[871] Lucilius is supposed to have been the Duke of Bourbon, the pupil of La Bruyère, and the spot of ground, the park of Chantilly, the seat of the Condé family. (See page [25], § 48.)
[872] Instead of the Nonette and the Thève, two small rivers canalised by order of the Prince de Condé, our author names two other small streams, the Yvette, which has its source near Rambouillet, and the Lignon, an affluent of the Loire.
[873] André le Nôtre, a celebrated landscape-gardener, laid out the gardens of Versailles and Chantilly, and died in 1700.
[874] The calculations of La Bruyère were not always exact; thus the mass of the moon is eighty-nine times less than the earthʼs; it is 2165 miles in diameter, and revolves at a mean distance of 238,800 miles round the earth.
[875] Our author argues as if he were no believer in the system of Copernicus (1473-1543), but he only states that the sun appears to move through the firmament, for on page 484 he distinctly mentions that “the earth is carried round the sun.”
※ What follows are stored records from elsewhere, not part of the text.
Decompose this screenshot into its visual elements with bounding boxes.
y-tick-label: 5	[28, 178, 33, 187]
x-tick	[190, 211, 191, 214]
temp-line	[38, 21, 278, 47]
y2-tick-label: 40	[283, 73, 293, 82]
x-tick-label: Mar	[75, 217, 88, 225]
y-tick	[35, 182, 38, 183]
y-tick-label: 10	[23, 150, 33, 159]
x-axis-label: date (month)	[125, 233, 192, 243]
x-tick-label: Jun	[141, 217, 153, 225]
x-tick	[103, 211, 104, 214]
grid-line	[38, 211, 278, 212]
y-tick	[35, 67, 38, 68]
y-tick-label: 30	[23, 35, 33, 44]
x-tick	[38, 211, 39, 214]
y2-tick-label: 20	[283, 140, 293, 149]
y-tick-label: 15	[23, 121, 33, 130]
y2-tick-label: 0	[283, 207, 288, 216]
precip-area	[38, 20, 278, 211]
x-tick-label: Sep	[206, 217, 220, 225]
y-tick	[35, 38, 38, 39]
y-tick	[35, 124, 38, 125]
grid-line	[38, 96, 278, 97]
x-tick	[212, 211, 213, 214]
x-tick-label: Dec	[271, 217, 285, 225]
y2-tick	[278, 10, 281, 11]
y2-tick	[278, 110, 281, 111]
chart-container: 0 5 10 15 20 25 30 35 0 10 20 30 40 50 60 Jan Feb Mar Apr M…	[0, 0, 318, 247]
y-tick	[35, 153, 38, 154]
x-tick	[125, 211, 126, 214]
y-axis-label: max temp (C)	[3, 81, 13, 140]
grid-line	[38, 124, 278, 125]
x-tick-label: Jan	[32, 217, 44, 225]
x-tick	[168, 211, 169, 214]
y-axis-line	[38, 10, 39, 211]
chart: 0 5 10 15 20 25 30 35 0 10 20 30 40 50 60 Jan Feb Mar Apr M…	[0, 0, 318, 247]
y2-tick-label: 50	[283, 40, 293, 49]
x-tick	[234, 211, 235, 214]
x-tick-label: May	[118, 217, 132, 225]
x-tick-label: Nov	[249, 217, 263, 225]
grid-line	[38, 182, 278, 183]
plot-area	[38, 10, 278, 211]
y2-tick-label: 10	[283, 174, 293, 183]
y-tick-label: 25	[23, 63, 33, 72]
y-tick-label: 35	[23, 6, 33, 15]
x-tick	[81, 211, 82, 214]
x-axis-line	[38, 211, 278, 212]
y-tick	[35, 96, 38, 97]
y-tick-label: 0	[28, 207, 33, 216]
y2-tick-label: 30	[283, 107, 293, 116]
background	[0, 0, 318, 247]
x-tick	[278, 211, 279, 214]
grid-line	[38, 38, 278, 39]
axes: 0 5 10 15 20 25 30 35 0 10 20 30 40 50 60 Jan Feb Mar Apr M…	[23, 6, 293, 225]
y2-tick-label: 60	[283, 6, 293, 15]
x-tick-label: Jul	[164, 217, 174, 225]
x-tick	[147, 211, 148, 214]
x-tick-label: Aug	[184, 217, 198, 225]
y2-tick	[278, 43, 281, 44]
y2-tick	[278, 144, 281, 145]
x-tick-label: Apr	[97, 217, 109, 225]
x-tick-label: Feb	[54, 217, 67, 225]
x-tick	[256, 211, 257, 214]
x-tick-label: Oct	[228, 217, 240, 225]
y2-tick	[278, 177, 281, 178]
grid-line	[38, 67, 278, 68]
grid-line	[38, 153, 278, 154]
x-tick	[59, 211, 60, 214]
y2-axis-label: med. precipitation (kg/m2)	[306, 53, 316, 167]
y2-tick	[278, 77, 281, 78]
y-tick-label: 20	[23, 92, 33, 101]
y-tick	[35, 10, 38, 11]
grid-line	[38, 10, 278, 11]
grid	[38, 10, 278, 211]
[876] If we suppose that the earth is immovable, the moon moves at a rate of more than eighteen hundred thousand miles a day, but in reality it moves at the rate of about sixty thousand miles during twenty-four hours.
[877] Sound travels at the rate of more than nine hundred miles per hour.
[878] It is in reality a hundred and ten times more.
[879] Its absolute diameter is 860,000 miles.
[880] The volume of the sun is equivalent to about one and a quarter million times the volume of our earth; but its mean density is only a quarter of that of the earth.